Susan Etlinger is an industry analyst who conducts independent research on data intelligence, analytics and strategy. She helps global 2000 companies to integrate frameworks and processes to enable practical, more efficient usage of data. We had the pleasure of picking Susan’s brain on data ethics, avoiding biases in analysis, the imperfections and limitations of data, and more.
1. Ethical data usage has to do with symmetry between the creator of the data, the originator of the data and the users of the data; it’s important to provide disclosure to the customer about data collection, and there needs to be a benefit for the consumer in collecting that data.
2. “Big data” is made up of three characteristics: it’s high-volume, it moves very quickly, and it has a massive amount of variety.
3. Companies should have a clear sense of how they’re going to use data so that they are actually solving for the right problem.
4. It’s important to weigh high-volume data collection against the cost of storage, the likelihood it can be breached and whether consumers could inadvertently be harmed in the process of collection.
5. Ideally, multiple voices should be involved in making decisions about data strategy. Everybody is an analyst now, and there are many different perspectives to consider.
ML: How did you get started in this field, and what path did you take to get to your current role?

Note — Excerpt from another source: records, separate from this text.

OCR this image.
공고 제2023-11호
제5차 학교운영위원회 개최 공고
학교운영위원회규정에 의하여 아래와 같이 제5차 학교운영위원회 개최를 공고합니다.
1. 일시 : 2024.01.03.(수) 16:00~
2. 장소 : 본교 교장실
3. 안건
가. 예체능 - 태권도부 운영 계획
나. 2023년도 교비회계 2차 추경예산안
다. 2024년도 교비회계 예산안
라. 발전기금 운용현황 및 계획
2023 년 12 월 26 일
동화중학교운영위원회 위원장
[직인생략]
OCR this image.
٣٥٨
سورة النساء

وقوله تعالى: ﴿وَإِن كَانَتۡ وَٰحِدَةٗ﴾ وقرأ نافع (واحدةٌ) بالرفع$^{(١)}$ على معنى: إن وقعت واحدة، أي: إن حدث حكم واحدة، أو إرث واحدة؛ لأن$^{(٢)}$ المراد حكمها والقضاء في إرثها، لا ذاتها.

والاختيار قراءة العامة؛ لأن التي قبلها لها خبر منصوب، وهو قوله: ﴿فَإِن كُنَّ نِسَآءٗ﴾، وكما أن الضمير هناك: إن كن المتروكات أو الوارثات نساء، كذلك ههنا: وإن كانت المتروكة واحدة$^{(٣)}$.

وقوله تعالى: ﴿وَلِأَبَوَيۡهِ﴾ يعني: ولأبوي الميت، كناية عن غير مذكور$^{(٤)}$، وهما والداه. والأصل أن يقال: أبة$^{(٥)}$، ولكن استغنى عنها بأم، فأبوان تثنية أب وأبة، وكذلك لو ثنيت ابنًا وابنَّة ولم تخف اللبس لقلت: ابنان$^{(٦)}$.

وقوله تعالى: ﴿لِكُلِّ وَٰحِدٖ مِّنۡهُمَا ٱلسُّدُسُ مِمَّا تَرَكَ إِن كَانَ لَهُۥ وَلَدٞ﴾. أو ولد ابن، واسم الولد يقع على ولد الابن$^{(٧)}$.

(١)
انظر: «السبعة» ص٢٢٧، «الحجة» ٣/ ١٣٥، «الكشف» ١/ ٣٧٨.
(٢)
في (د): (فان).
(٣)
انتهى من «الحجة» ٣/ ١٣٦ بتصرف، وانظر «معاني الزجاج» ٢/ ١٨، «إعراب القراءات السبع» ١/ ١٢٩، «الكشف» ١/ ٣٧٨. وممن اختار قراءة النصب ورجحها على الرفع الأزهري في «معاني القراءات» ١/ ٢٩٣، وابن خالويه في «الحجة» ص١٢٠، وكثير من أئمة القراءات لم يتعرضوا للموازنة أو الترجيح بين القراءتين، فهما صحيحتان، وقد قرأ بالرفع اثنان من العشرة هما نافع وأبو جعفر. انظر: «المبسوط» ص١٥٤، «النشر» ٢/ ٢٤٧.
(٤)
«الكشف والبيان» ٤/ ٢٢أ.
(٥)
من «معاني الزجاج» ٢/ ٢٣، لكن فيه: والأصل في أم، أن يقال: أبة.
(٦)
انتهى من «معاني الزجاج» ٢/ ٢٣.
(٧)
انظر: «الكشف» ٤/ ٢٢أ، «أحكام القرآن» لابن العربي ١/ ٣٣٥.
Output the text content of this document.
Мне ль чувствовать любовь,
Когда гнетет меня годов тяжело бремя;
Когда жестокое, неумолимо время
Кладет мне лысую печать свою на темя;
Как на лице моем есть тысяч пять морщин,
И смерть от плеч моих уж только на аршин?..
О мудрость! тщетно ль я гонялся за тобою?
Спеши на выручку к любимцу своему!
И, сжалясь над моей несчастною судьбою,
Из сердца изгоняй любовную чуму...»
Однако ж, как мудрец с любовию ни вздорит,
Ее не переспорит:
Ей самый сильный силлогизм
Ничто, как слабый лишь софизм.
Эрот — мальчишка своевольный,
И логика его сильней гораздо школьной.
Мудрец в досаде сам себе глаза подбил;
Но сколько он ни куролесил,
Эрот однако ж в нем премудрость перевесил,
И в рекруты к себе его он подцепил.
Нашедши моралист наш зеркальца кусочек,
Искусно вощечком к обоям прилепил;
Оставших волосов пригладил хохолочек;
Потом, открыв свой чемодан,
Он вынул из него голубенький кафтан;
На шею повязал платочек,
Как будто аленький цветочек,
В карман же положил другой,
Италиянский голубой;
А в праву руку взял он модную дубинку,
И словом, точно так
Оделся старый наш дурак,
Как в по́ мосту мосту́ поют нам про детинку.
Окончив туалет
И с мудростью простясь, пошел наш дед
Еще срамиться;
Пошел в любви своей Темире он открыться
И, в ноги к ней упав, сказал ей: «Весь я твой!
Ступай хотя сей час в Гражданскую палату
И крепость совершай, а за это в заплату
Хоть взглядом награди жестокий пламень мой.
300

SE: What’s funny is that I work in the world of data and analytics, but I have a background in humanities and literature. Since I lived in San Francisco after graduating college, a lot of the writing and marketing jobs I had were based in the technology field. Through that work, I discovered that I had a knack for translating technical language into terms that everyone could understand. Many times when we are looking at technologies, the people who are going to use the technologies are not necessarily top of mind, so I wanted to make data, analytics and social technology accessible for people in the business. I see myself as a translator more than anything else.
ML: I read your framework for ethical use of data, and I truly believe many organizations don’t prioritize or fully understand the concept. How would you define ethical data usage?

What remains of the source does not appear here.